DNA methylation differences in noncoding regions in ER negative breast tumors between Black and White women

Jianhong Chen; Michael J Higgins; Qiang Hu; Thaer Khoury; Song Liu; Christine B Ambrosone; Zhihong Gong

doi:10.3389/fonc.2023.1167815

DNA methylation differences in noncoding regions in ER negative breast tumors between Black and White women

Front Oncol. 2023 May 24:13:1167815. doi: 10.3389/fonc.2023.1167815. eCollection 2023.

Authors

Jianhong Chen¹, Michael J Higgins², Qiang Hu³, Thaer Khoury⁴, Song Liu³, Christine B Ambrosone¹, Zhihong Gong¹

Affiliations

¹ Department of Cancer Prevention and Control, Roswell Park Comprehensive Cancer Center, Buffalo, NY, United States.
² Department of Molecular and Cellular Biology, Roswell Park Comprehensive Cancer Center, Buffalo, NY, United States.
³ Department of Biostatistics and Bioinformatics, Roswell Park Comprehensive Cancer Center, Buffalo, NY, United States.
⁴ Department of Pathology & Laboratory Medicine, Roswell Park Comprehensive Cancer Center, Buffalo, NY, United States.

Abstract

Introduction: Incidence of estrogen receptor (ER)-negative breast cancer, an aggressive tumor subtype associated with worse prognosis, is higher among African American/Black women than other US racial and ethnic groups. The reasons for this disparity remain poorly understood but may be partially explained by differences in the epigenetic landscape.

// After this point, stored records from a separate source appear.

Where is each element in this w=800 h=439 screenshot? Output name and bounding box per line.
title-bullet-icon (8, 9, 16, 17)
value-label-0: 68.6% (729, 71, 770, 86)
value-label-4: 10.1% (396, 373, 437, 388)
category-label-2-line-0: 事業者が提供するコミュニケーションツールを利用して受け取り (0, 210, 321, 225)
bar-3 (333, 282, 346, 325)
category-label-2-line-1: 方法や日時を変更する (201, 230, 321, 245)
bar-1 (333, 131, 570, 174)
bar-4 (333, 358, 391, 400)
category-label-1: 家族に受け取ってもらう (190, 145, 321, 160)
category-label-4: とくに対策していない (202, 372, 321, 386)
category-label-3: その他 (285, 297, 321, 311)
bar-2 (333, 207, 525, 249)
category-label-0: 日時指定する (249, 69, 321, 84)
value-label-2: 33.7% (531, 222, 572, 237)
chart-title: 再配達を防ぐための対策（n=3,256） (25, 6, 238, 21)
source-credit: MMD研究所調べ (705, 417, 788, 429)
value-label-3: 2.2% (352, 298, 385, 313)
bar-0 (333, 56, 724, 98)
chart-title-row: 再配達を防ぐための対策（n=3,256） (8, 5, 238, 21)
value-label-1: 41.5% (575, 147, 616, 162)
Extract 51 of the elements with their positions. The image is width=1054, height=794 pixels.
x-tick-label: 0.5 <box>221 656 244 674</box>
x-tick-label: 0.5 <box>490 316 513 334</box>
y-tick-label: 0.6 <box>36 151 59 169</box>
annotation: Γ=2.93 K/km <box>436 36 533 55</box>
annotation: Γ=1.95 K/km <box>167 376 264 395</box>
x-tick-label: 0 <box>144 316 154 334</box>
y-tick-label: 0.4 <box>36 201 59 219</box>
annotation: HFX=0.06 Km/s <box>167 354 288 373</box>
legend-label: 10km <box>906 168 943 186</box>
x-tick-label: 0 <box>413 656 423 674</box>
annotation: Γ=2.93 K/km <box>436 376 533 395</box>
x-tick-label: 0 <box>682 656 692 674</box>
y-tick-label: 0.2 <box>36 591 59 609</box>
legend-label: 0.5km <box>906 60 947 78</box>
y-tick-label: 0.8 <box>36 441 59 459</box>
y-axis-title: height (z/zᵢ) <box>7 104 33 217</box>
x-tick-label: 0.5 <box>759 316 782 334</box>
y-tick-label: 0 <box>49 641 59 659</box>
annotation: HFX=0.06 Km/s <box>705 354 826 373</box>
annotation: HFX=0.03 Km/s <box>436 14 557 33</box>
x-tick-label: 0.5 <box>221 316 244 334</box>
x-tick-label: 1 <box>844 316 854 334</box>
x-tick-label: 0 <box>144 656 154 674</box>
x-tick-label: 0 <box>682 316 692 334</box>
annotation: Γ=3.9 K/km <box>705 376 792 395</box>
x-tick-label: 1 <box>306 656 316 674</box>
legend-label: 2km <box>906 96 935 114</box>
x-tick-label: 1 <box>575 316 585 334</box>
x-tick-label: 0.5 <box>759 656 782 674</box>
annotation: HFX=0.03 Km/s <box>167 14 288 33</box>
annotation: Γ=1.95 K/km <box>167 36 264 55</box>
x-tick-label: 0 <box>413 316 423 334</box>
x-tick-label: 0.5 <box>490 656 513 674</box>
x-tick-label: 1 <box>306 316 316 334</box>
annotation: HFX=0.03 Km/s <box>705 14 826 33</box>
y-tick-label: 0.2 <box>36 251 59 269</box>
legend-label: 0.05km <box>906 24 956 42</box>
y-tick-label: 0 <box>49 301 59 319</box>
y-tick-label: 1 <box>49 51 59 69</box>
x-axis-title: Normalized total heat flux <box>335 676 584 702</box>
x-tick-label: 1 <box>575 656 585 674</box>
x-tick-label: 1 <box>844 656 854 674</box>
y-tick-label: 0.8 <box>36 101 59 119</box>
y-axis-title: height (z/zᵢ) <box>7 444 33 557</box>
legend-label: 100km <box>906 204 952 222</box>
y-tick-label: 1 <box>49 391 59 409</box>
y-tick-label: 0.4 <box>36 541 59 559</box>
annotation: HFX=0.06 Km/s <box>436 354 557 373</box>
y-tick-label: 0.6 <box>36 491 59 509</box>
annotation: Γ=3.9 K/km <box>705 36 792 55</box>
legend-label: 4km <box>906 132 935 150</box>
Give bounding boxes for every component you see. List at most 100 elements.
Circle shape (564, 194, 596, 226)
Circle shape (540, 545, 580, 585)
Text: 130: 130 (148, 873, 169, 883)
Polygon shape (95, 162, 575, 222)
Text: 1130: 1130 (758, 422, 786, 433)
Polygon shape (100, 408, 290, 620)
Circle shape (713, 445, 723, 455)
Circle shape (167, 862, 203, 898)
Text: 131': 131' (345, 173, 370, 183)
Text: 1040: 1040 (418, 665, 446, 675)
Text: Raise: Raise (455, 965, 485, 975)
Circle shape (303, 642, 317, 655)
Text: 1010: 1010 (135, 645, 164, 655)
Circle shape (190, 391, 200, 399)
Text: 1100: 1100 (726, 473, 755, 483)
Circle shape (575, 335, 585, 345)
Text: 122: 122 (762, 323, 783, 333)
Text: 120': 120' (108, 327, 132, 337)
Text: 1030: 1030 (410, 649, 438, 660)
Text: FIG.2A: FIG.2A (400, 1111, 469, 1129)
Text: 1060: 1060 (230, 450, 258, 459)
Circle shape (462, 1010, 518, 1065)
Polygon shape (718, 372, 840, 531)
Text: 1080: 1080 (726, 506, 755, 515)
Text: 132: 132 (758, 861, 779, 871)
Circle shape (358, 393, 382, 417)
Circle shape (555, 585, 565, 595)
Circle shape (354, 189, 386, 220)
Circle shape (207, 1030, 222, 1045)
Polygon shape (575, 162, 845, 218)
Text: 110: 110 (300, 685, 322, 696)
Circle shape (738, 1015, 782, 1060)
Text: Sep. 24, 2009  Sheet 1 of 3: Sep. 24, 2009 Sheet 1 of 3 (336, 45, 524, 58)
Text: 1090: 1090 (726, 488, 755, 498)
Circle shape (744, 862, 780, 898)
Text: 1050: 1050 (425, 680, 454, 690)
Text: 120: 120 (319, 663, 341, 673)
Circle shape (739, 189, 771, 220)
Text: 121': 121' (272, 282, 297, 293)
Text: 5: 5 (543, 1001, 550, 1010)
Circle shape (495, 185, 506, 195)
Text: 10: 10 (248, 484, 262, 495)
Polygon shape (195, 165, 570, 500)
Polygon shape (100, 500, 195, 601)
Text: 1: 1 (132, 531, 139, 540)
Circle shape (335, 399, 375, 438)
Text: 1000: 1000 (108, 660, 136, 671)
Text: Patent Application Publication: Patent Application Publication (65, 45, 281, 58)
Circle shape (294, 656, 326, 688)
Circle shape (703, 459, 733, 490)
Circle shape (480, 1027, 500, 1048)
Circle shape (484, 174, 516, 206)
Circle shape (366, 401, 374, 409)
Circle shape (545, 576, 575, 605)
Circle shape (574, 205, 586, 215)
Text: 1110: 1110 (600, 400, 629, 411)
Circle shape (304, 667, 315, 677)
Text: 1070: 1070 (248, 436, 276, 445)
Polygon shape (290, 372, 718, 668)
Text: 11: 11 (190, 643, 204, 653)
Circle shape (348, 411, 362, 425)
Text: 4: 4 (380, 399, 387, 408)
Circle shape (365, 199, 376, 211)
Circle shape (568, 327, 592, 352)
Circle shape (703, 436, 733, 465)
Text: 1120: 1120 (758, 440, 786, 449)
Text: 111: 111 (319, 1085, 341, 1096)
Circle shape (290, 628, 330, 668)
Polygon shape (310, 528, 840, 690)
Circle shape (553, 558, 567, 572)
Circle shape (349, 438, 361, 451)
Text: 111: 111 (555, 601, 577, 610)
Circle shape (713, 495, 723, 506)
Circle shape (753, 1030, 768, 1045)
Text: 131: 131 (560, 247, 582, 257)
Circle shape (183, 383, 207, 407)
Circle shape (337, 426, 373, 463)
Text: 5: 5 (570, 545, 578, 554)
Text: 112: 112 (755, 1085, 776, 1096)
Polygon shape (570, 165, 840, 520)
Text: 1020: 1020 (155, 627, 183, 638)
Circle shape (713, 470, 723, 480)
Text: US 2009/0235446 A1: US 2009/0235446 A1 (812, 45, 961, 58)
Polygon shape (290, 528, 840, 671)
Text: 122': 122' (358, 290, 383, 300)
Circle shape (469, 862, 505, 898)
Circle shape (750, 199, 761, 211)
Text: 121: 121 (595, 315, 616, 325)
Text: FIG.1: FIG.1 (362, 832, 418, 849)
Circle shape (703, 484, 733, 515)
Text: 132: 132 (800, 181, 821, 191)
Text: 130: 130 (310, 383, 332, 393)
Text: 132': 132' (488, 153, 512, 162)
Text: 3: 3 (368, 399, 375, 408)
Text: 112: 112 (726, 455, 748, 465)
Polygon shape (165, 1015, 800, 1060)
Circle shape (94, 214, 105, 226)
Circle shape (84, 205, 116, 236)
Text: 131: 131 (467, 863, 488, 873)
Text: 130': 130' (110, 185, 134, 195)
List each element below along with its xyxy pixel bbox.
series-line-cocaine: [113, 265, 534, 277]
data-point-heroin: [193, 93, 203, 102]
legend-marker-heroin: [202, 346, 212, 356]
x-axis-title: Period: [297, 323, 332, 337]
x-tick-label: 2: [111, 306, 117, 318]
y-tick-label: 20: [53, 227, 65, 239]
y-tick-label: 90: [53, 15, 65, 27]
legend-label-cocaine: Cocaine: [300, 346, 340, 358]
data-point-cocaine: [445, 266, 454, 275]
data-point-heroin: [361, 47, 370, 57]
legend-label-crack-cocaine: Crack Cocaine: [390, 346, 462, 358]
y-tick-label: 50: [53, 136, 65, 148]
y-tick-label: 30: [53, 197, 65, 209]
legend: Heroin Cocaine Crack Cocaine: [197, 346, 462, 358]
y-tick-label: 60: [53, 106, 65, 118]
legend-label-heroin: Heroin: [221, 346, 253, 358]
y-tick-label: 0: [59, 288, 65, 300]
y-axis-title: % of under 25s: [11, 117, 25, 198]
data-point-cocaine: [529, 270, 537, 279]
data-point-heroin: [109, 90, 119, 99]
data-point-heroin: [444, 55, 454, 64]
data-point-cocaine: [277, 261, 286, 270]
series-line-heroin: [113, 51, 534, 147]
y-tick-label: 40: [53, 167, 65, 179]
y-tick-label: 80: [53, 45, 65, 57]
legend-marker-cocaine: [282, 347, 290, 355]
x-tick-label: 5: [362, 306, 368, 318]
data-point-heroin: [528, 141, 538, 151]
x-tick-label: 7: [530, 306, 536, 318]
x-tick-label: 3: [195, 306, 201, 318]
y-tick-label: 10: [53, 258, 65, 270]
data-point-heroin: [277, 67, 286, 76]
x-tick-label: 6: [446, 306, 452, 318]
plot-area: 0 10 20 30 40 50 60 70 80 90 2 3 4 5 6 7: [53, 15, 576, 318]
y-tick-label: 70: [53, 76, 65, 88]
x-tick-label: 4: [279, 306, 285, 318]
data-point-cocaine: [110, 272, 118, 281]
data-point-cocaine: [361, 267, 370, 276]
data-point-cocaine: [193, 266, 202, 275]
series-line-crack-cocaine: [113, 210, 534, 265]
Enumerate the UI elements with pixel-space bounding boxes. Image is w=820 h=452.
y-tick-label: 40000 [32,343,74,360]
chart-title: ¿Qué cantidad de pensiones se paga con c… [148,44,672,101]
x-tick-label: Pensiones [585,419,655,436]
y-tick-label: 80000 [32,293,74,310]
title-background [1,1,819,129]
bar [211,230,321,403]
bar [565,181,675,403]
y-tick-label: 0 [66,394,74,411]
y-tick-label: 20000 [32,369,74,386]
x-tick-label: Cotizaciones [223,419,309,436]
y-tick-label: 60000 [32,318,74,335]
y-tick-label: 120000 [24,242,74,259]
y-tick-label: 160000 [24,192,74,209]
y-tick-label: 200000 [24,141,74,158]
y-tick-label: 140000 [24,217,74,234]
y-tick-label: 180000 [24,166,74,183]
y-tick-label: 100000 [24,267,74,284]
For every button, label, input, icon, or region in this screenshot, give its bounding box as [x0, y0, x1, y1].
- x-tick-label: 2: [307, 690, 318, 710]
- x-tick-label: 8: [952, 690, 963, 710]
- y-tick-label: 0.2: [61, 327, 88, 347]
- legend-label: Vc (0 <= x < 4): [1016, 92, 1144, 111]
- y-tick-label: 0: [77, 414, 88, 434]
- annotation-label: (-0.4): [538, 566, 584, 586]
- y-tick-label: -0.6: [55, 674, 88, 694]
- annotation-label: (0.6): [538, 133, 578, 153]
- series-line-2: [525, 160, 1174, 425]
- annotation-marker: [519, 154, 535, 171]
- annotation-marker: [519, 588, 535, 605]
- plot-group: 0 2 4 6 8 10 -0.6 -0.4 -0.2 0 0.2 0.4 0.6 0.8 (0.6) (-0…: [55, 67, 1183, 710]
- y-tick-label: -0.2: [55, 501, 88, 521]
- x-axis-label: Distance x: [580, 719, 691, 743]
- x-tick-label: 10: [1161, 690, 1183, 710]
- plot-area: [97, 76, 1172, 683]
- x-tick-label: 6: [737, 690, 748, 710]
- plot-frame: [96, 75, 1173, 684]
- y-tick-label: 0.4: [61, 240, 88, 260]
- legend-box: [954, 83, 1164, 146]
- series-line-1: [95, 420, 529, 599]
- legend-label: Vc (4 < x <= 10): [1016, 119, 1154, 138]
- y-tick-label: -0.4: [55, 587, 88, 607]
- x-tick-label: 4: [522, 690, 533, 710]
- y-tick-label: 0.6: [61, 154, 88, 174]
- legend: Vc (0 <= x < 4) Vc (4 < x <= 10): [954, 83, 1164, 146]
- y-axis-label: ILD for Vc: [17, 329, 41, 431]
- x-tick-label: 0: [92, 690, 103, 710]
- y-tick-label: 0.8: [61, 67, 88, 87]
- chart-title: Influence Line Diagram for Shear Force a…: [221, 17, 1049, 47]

Methods: We previously conducted genome-wide DNA methylation profiling of ER- breast tumors from Black and White women and identified a large number of differentially methylated loci (DML) by race. Our initial analysis focused on DML mapping to protein-coding genes. In this study, motivated by increasing appreciation for the biological importance of the non-protein coding genome, we focused on 96 DMLs mapping to intergenic and noncoding RNA regions, using paired Illumina Infinium Human Methylation 450K array and RNA-seq data to assess the relationship between CpG methylation and RNA expression of genes located up to 1Mb away from the CpG site.

Results: Twenty-three (23) DMLs were significantly correlated with the expression of 36 genes (FDR<0.05), with some DMLs associated with the expression of single gene and others associated with more than one gene. One DML (cg20401567), hypermethylated in ER- tumors from Black versus White women, mapped to a putative enhancer/super-enhancer element located 1.3 Kb downstream of HOXB2. Increased methylation at this CpG correlated with decreased expression of HOXB2 (Rho=-0.74, FDR<0.001) and other HOXB/HOXB-AS genes. Analysis of an independent set of 207 ER- breast cancers from TCGA similarly confirmed hypermethylation at cg20401567 and reduced HOXB2 expression in tumors from Black versus White women (Rho=-0.75, FDR<0.001).

Discussion: Our findings indicate that epigenetic differences in ER- tumors between Black and White women are linked to altered gene expression and may hold functional significance in breast cancer pathogenesis.

Keywords: Black and White women; DNA methylation; ER negative tumor; breast cancer; noncoding regions.

Grants and funding

This work was supported by the Breast Cancer Research Foundation, the National Cancer Institute (R01 CA133264; R01 CA246688; P01 CA151135), and used Roswell Park Comprehensive Cancer Center’s Data Bank and BioRepository, Genomics Shared Resource, and Bioinformatics Shared Resource (P30 CA016056).